[A Critical Examination of Socialism by William Hurrell Mallock]@TWC D-Link bookA Critical Examination of Socialism CHAPTER XI 21/29
The more logically and ingeniously men reason from premises, of which the one most essential to their conclusions is radically false to fact, the more punctually on every critical occasion is this fallacy bound to reassert itself as the logical basis of that which they desire to prove. The question, however, still remains to be answered of why a large body of men, like the educated apostles of socialism, who exhibit as a class no typical inferiority of intellect, unite in accepting, as though drawn to it by some chemical affinity, one particular error which dispassionate common-sense disdains, and which the actual history of the whole human race refutes?

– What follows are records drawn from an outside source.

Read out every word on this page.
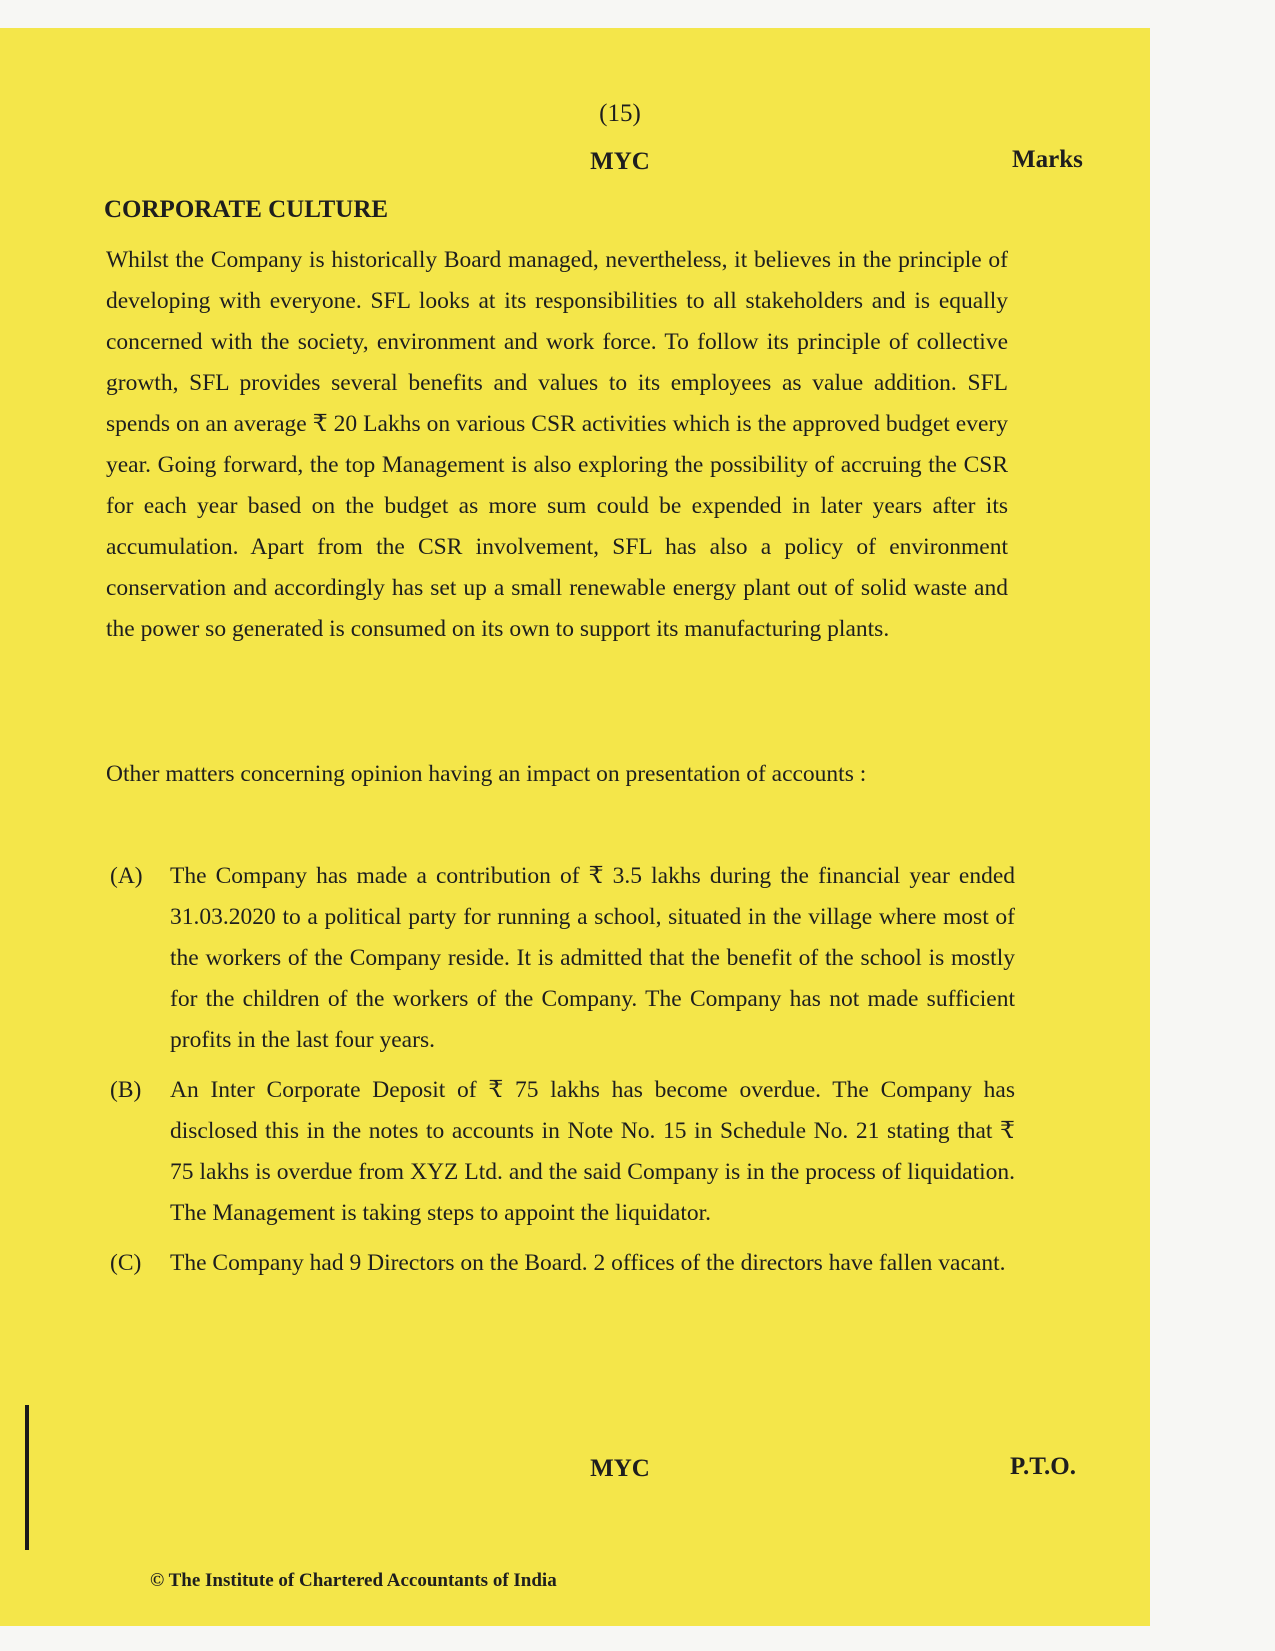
(15)
MYC	Marks
CORPORATE CULTURE
Whilst the Company is historically Board managed, nevertheless, it believes in the principle of developing with everyone. SFL looks at its responsibilities to all stakeholders and is equally concerned with the society, environment and work force. To follow its principle of collective growth, SFL provides several benefits and values to its employees as value addition. SFL spends on an average ₹ 20 Lakhs on various CSR activities which is the approved budget every year. Going forward, the top Management is also exploring the possibility of accruing the CSR for each year based on the budget as more sum could be expended in later years after its accumulation. Apart from the CSR involvement, SFL has also a policy of environment conservation and accordingly has set up a small renewable energy plant out of solid waste and the power so generated is consumed on its own to support its manufacturing plants.
Other matters concerning opinion having an impact on presentation of accounts :
(A)	The Company has made a contribution of ₹ 3.5 lakhs during the financial year ended 31.03.2020 to a political party for running a school, situated in the village where most of the workers of the Company reside. It is admitted that the benefit of the school is mostly for the children of the workers of the Company. The Company has not made sufficient profits in the last four years.
(B)	An Inter Corporate Deposit of ₹ 75 lakhs has become overdue. The Company has disclosed this in the notes to accounts in Note No. 15 in Schedule No. 21 stating that ₹ 75 lakhs is overdue from XYZ Ltd. and the said Company is in the process of liquidation. The Management is taking steps to appoint the liquidator.
(C)	The Company had 9 Directors on the Board. 2 offices of the directors have fallen vacant.
MYC	P.T.O.
© The Institute of Chartered Accountants of India
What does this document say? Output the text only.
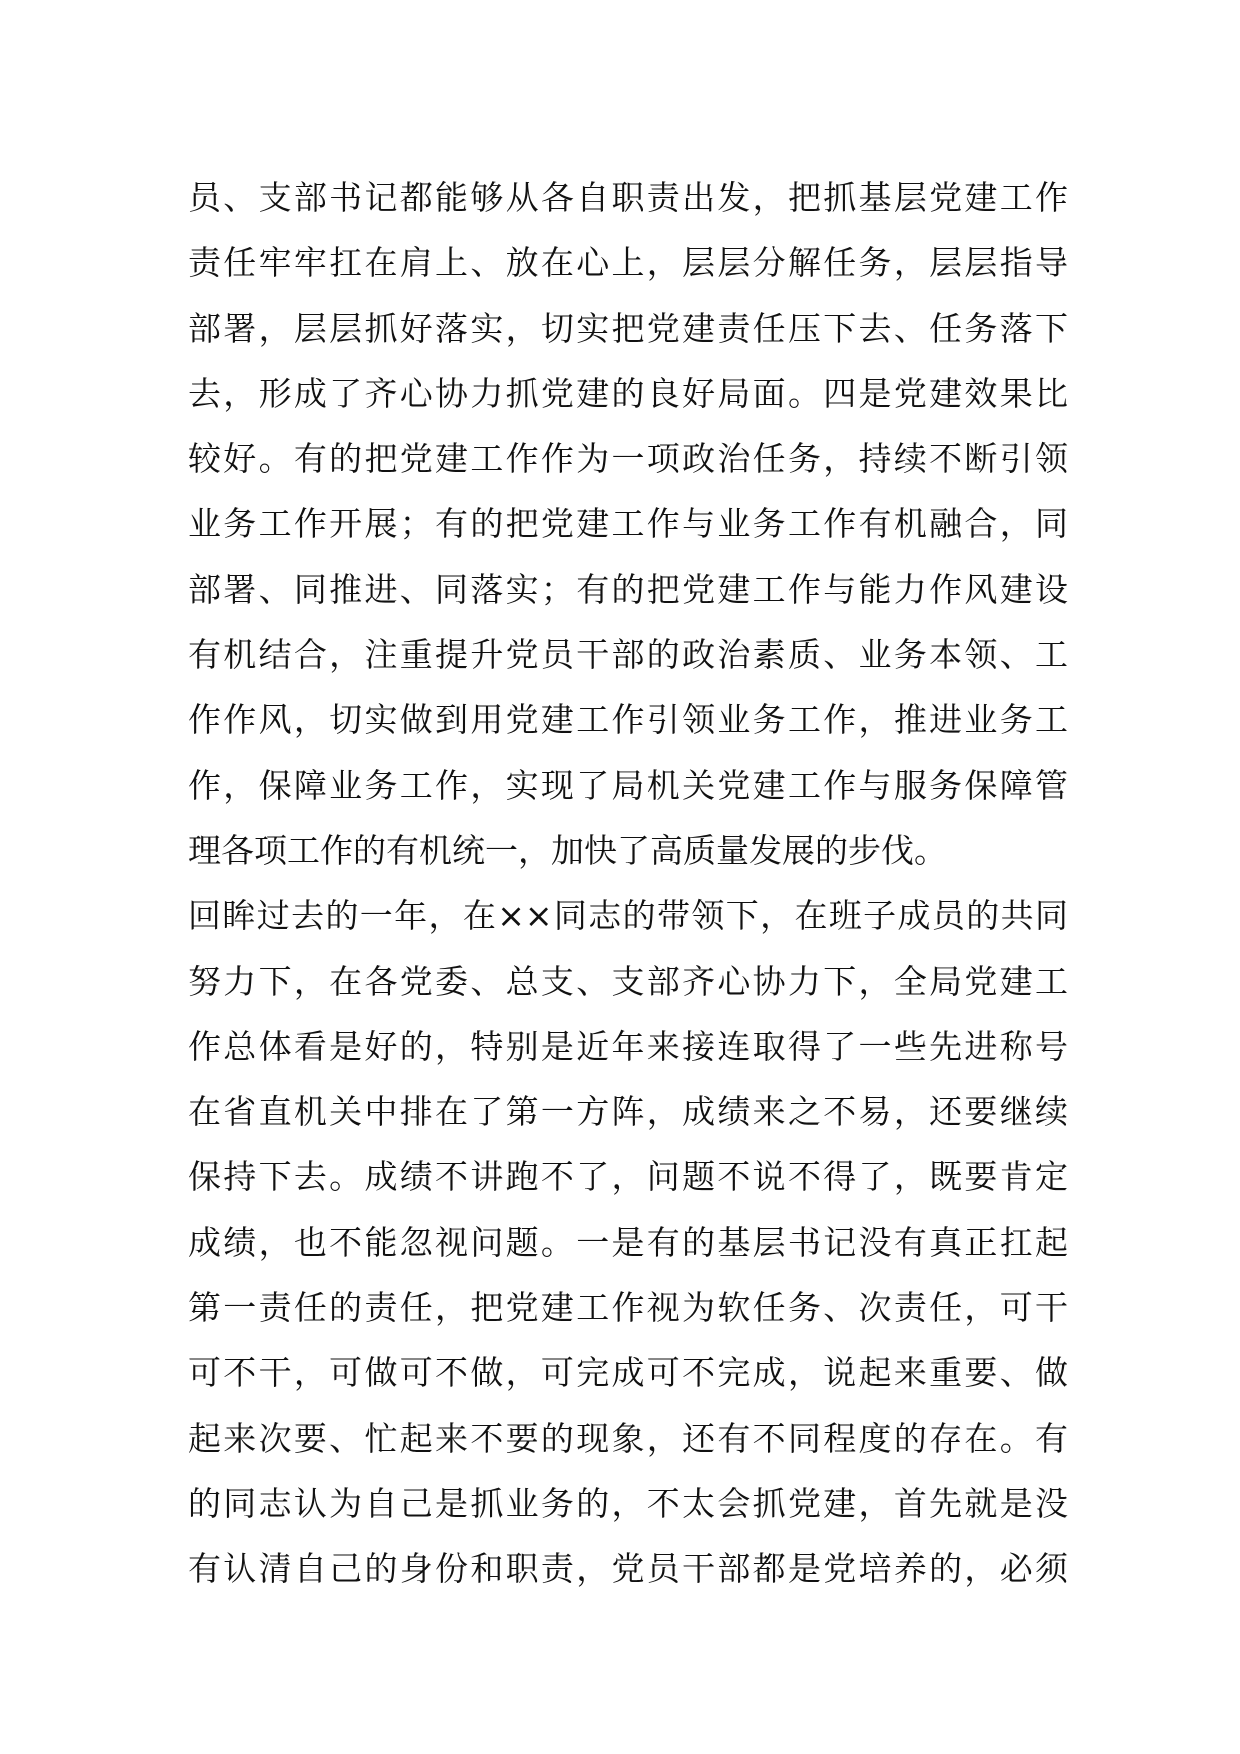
员、支部书记都能够从各自职责出发，把抓基层党建工作
责任牢牢扛在肩上、放在心上，层层分解任务，层层指导
部署，层层抓好落实，切实把党建责任压下去、任务落下
去，形成了齐心协力抓党建的良好局面。四是党建效果比
较好。有的把党建工作作为一项政治任务，持续不断引领
业务工作开展；有的把党建工作与业务工作有机融合，同
部署、同推进、同落实；有的把党建工作与能力作风建设
有机结合，注重提升党员干部的政治素质、业务本领、工
作作风，切实做到用党建工作引领业务工作，推进业务工
作，保障业务工作，实现了局机关党建工作与服务保障管
理各项工作的有机统一，加快了高质量发展的步伐。
回眸过去的一年，在××同志的带领下，在班子成员的共同
努力下，在各党委、总支、支部齐心协力下，全局党建工
作总体看是好的，特别是近年来接连取得了一些先进称号
在省直机关中排在了第一方阵，成绩来之不易，还要继续
保持下去。成绩不讲跑不了，问题不说不得了，既要肯定
成绩，也不能忽视问题。一是有的基层书记没有真正扛起
第一责任的责任，把党建工作视为软任务、次责任，可干
可不干，可做可不做，可完成可不完成，说起来重要、做
起来次要、忙起来不要的现象，还有不同程度的存在。有
的同志认为自己是抓业务的，不太会抓党建，首先就是没
有认清自己的身份和职责，党员干部都是党培养的，必须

In the case of some preachers of socialism the answer lies on the surface.
Socialism is of all creeds that which it is easiest to present to the ignorant; and in these days, like "patriotism" in the days of Dr.Johnson, it is often "the last refuge of a scoundrel," or of a desperate and ambitious fool.
But I here put such cases altogether aside.
What I here have in view are men who are morally and intellectually honest, and many of whom, indeed, are intellectually above the average.
How is the affinity for one common error, and the passionate promulgation of it in forms, many of which are conflicting, to be accounted for in the case of men like these? The answer to this is to be found, not in their intellect, but in their temperament.